I was young once. Full of naivete and always wanting to extend myself. New undertakings excited me. I wanted to at least get a taste of it all, even if a new experience frightened me and would definitely challenge my abilities; not too dangerous, just enough to satisfy my urge to go to the edge (and hopefully return unscathed).

Nothing was more exhilarating than seeing how far I could push myself. The pull was irrepressible. Thus, after having the opportunity to climb Kilimanjaro, Rainier, Baker, Glacier, Hood and volcanoes in Mexico; trek near Mt. Everest in Nepal; raft the Grand Canyon; bicycle Baja and the Loire Valley in France; kayak in Alaska and Baja; ski Yellowstone and compete in over 150 triathlons, I ran. And then I ran some more.

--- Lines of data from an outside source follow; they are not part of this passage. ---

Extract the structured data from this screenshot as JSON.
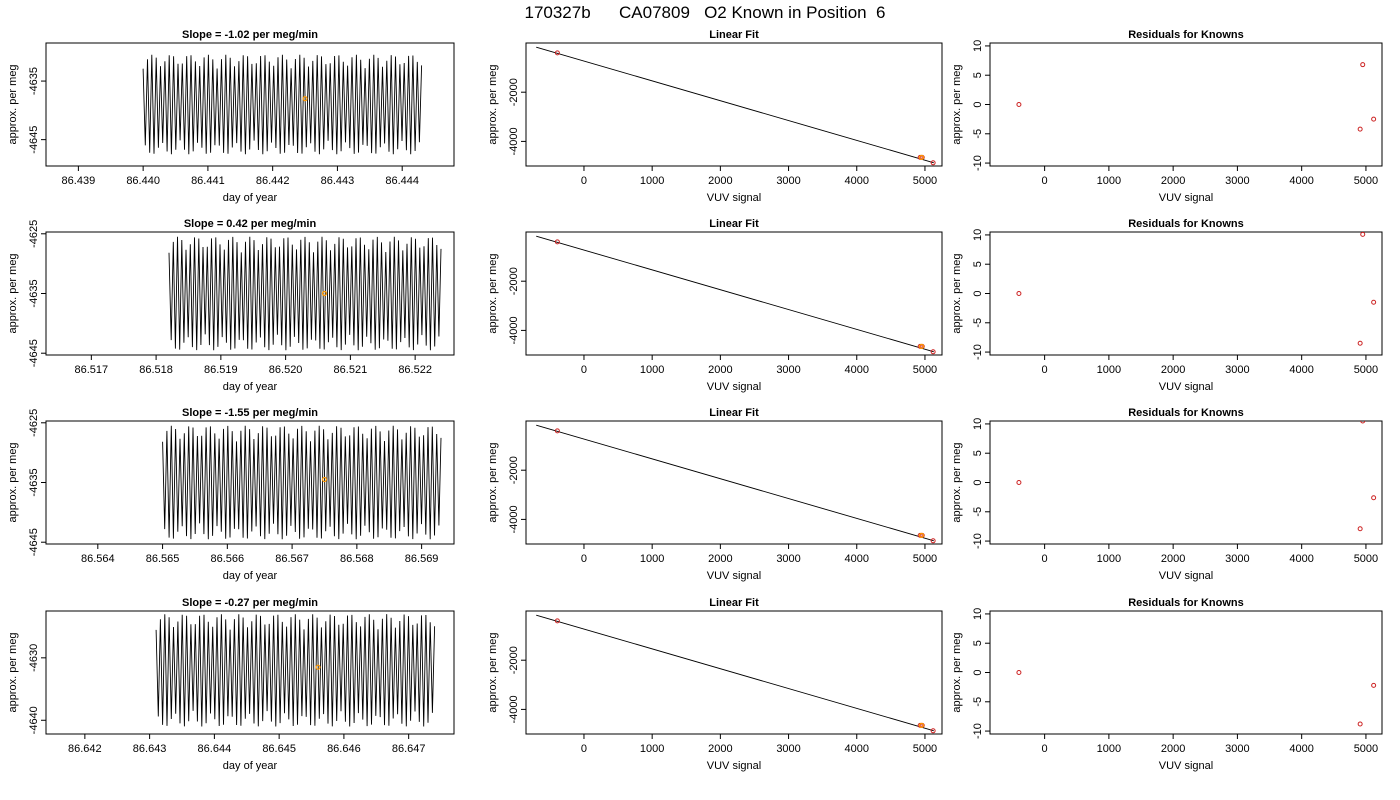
{
  "page_title": "170327b      CA07809   O2 Known in Position  6",
  "colors": {
    "trace": "#000000",
    "point": "#cc2222",
    "highlight": "#ff9900"
  },
  "chart_data": [
    {
      "type": "line",
      "title": "Slope =  -1.02  per meg/min",
      "xlabel": "day of year",
      "ylabel": "approx. per meg",
      "xlim": [
        86.4385,
        86.4448
      ],
      "ylim": [
        -4649.5,
        -4628.5
      ],
      "xticks": [
        "86.439",
        "86.440",
        "86.441",
        "86.442",
        "86.443",
        "86.444"
      ],
      "yticks": [
        "-4635",
        "-4645"
      ],
      "trace": {
        "x_start": 86.44,
        "x_end": 86.4443,
        "center": -4639,
        "amplitude": 8.5,
        "cycles": 64
      },
      "highlight": [
        {
          "x": 86.4425,
          "y": -4638
        }
      ]
    },
    {
      "type": "scatter",
      "title": "Linear Fit",
      "xlabel": "VUV signal",
      "ylabel": "approx. per meg",
      "xlim": [
        -850,
        5250
      ],
      "ylim": [
        -5000,
        0
      ],
      "xticks": [
        "0",
        "1000",
        "2000",
        "3000",
        "4000",
        "5000"
      ],
      "yticks": [
        "-2000",
        "-4000"
      ],
      "fit": {
        "x": [
          -700,
          5130
        ],
        "y": [
          -170,
          -4870
        ]
      },
      "points": [
        {
          "x": -390,
          "y": -400
        },
        {
          "x": 4930,
          "y": -4650
        },
        {
          "x": 4960,
          "y": -4650
        },
        {
          "x": 5120,
          "y": -4870
        }
      ],
      "highlight": [
        {
          "x": 4950,
          "y": -4650
        }
      ]
    },
    {
      "type": "scatter",
      "title": "Residuals for Knowns",
      "xlabel": "VUV signal",
      "ylabel": "approx. per meg",
      "xlim": [
        -850,
        5250
      ],
      "ylim": [
        -10.5,
        10.5
      ],
      "xticks": [
        "0",
        "1000",
        "2000",
        "3000",
        "4000",
        "5000"
      ],
      "yticks": [
        "-10",
        "-5",
        "0",
        "5",
        "10"
      ],
      "points": [
        {
          "x": -400,
          "y": 0
        },
        {
          "x": 4910,
          "y": -4.2
        },
        {
          "x": 4950,
          "y": 6.8
        },
        {
          "x": 5120,
          "y": -2.5
        }
      ]
    },
    {
      "type": "line",
      "title": "Slope =  0.42  per meg/min",
      "xlabel": "day of year",
      "ylabel": "approx. per meg",
      "xlim": [
        86.5163,
        86.5226
      ],
      "ylim": [
        -4645.3,
        -4624.7
      ],
      "xticks": [
        "86.517",
        "86.518",
        "86.519",
        "86.520",
        "86.521",
        "86.522"
      ],
      "yticks": [
        "-4625",
        "-4635",
        "-4645"
      ],
      "trace": {
        "x_start": 86.5182,
        "x_end": 86.5224,
        "center": -4635,
        "amplitude": 9.5,
        "cycles": 64
      },
      "highlight": [
        {
          "x": 86.5206,
          "y": -4635
        }
      ]
    },
    {
      "type": "scatter",
      "title": "Linear Fit",
      "xlabel": "VUV signal",
      "ylabel": "approx. per meg",
      "xlim": [
        -850,
        5250
      ],
      "ylim": [
        -5000,
        0
      ],
      "xticks": [
        "0",
        "1000",
        "2000",
        "3000",
        "4000",
        "5000"
      ],
      "yticks": [
        "-2000",
        "-4000"
      ],
      "fit": {
        "x": [
          -700,
          5130
        ],
        "y": [
          -170,
          -4870
        ]
      },
      "points": [
        {
          "x": -390,
          "y": -400
        },
        {
          "x": 4930,
          "y": -4650
        },
        {
          "x": 4960,
          "y": -4650
        },
        {
          "x": 5120,
          "y": -4870
        }
      ],
      "highlight": [
        {
          "x": 4950,
          "y": -4650
        }
      ]
    },
    {
      "type": "scatter",
      "title": "Residuals for Knowns",
      "xlabel": "VUV signal",
      "ylabel": "approx. per meg",
      "xlim": [
        -850,
        5250
      ],
      "ylim": [
        -10.5,
        10.5
      ],
      "xticks": [
        "0",
        "1000",
        "2000",
        "3000",
        "4000",
        "5000"
      ],
      "yticks": [
        "-10",
        "-5",
        "0",
        "5",
        "10"
      ],
      "points": [
        {
          "x": -400,
          "y": 0
        },
        {
          "x": 4910,
          "y": -8.5
        },
        {
          "x": 4950,
          "y": 10.1
        },
        {
          "x": 5120,
          "y": -1.5
        }
      ]
    },
    {
      "type": "line",
      "title": "Slope =  -1.55  per meg/min",
      "xlabel": "day of year",
      "ylabel": "approx. per meg",
      "xlim": [
        86.5632,
        86.5695
      ],
      "ylim": [
        -4645.3,
        -4624.7
      ],
      "xticks": [
        "86.564",
        "86.565",
        "86.566",
        "86.567",
        "86.568",
        "86.569"
      ],
      "yticks": [
        "-4625",
        "-4635",
        "-4645"
      ],
      "trace": {
        "x_start": 86.565,
        "x_end": 86.5693,
        "center": -4635,
        "amplitude": 9.5,
        "cycles": 64
      },
      "highlight": [
        {
          "x": 86.5675,
          "y": -4634.5
        }
      ]
    },
    {
      "type": "scatter",
      "title": "Linear Fit",
      "xlabel": "VUV signal",
      "ylabel": "approx. per meg",
      "xlim": [
        -850,
        5250
      ],
      "ylim": [
        -5000,
        0
      ],
      "xticks": [
        "0",
        "1000",
        "2000",
        "3000",
        "4000",
        "5000"
      ],
      "yticks": [
        "-2000",
        "-4000"
      ],
      "fit": {
        "x": [
          -700,
          5130
        ],
        "y": [
          -170,
          -4870
        ]
      },
      "points": [
        {
          "x": -390,
          "y": -400
        },
        {
          "x": 4930,
          "y": -4650
        },
        {
          "x": 4960,
          "y": -4650
        },
        {
          "x": 5120,
          "y": -4870
        }
      ],
      "highlight": [
        {
          "x": 4950,
          "y": -4650
        }
      ]
    },
    {
      "type": "scatter",
      "title": "Residuals for Knowns",
      "xlabel": "VUV signal",
      "ylabel": "approx. per meg",
      "xlim": [
        -850,
        5250
      ],
      "ylim": [
        -10.5,
        10.5
      ],
      "xticks": [
        "0",
        "1000",
        "2000",
        "3000",
        "4000",
        "5000"
      ],
      "yticks": [
        "-10",
        "-5",
        "0",
        "5",
        "10"
      ],
      "points": [
        {
          "x": -400,
          "y": 0
        },
        {
          "x": 4910,
          "y": -7.9
        },
        {
          "x": 4950,
          "y": 10.5
        },
        {
          "x": 5120,
          "y": -2.6
        }
      ]
    },
    {
      "type": "line",
      "title": "Slope =  -0.27  per meg/min",
      "xlabel": "day of year",
      "ylabel": "approx. per meg",
      "xlim": [
        86.6414,
        86.6477
      ],
      "ylim": [
        -4642.2,
        -4622.5
      ],
      "xticks": [
        "86.642",
        "86.643",
        "86.644",
        "86.645",
        "86.646",
        "86.647"
      ],
      "yticks": [
        "-4630",
        "-4640"
      ],
      "trace": {
        "x_start": 86.6431,
        "x_end": 86.6474,
        "center": -4632,
        "amplitude": 9.0,
        "cycles": 64
      },
      "highlight": [
        {
          "x": 86.6456,
          "y": -4631.5
        }
      ]
    },
    {
      "type": "scatter",
      "title": "Linear Fit",
      "xlabel": "VUV signal",
      "ylabel": "approx. per meg",
      "xlim": [
        -850,
        5250
      ],
      "ylim": [
        -5000,
        0
      ],
      "xticks": [
        "0",
        "1000",
        "2000",
        "3000",
        "4000",
        "5000"
      ],
      "yticks": [
        "-2000",
        "-4000"
      ],
      "fit": {
        "x": [
          -700,
          5130
        ],
        "y": [
          -170,
          -4870
        ]
      },
      "points": [
        {
          "x": -390,
          "y": -400
        },
        {
          "x": 4930,
          "y": -4650
        },
        {
          "x": 4960,
          "y": -4650
        },
        {
          "x": 5120,
          "y": -4870
        }
      ],
      "highlight": [
        {
          "x": 4950,
          "y": -4650
        }
      ]
    },
    {
      "type": "scatter",
      "title": "Residuals for Knowns",
      "xlabel": "VUV signal",
      "ylabel": "approx. per meg",
      "xlim": [
        -850,
        5250
      ],
      "ylim": [
        -10.5,
        10.5
      ],
      "xticks": [
        "0",
        "1000",
        "2000",
        "3000",
        "4000",
        "5000"
      ],
      "yticks": [
        "-10",
        "-5",
        "0",
        "5",
        "10"
      ],
      "points": [
        {
          "x": -400,
          "y": 0
        },
        {
          "x": 4910,
          "y": -8.8
        },
        {
          "x": 5120,
          "y": -2.2
        }
      ]
    }
  ]
}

Competitive running is not as costly, time-consuming or risky as other adventurous activities. After running multiple marathons, the challenge became how much further could I run.

Ultrarunning became my new “distance of choice.” Over the years, I have completed twelve ultras (any race over a marathon distance) and 109 marathons.

Three weeks after running Falls to Gasworks (52 miles) in 1997, I was prepared, I hoped, to run the Sri Chinmoy 24-Hour Race held at the West Seattle Stadium.

Running over 100 miles was beyond my ken, but maybe the “not knowing” was the excitement I was seeking. I believed running around a well-lit, flat, 400-meter rubberized track, with food and drink provided, restrooms nearby, lap counters to keep track, with no real finish line was a safe and simple challenge (just run as far as I could, as long as I could).

I couldn’t drown in rapids, slide into a crevasse, risk a bike crash with a semi, get altitude sickness, be overtaken by an avalanche – just one foot in front of the other until done.

I was one of seventeen men and four women who lined up on an early May evening under overcast skies with mild temperatures and little wind on a newly refurbished track. Over half the participants were from out-of-state. Ages ranged from 28 to 75; I was 53. Most of us had our tents set up nearby where we could rest during the race. And off we went.

We were instructed to change direction once every hour or so. Our assigned lap counter called out total number of laps completed as we passed. These were recorded on a large chalkboard adjacent to the track.

What stands out in my memory was the wafts of KFC from the outlet a block away – not good after the first 10 miles or so! We ran under a full moon that night. I ran around and around until six the following evening for a total of 424 laps.

My husband Bruce and my son walked the last few laps with me. Total individual mileage for the runners spanned from a low of 29 up to the winning mileage of 109.

I finished 3rd overall, 1st woman, with 106 miles. Some records were established. I set a new U.S. 30,000-meter record at 2:46:25 for the women’s 50-54 age group and also set the course record. Both may have since been broken. Records are fleeting, as they should be.

Additionally, I was the 9th fastest female in the 24-hour race category in North America in 1997! No one else can make that claim! It was an exciting time.

It’s now 23 years later and I run over 50 miles a week. Why? Because I want to be ready, if ever I am again inspired to exhaust myself with another ultrarun or scare myself silly on a mountain or a river. Not that I would ever actually do that again. But, just in case, I want to be ready. Just sayin’.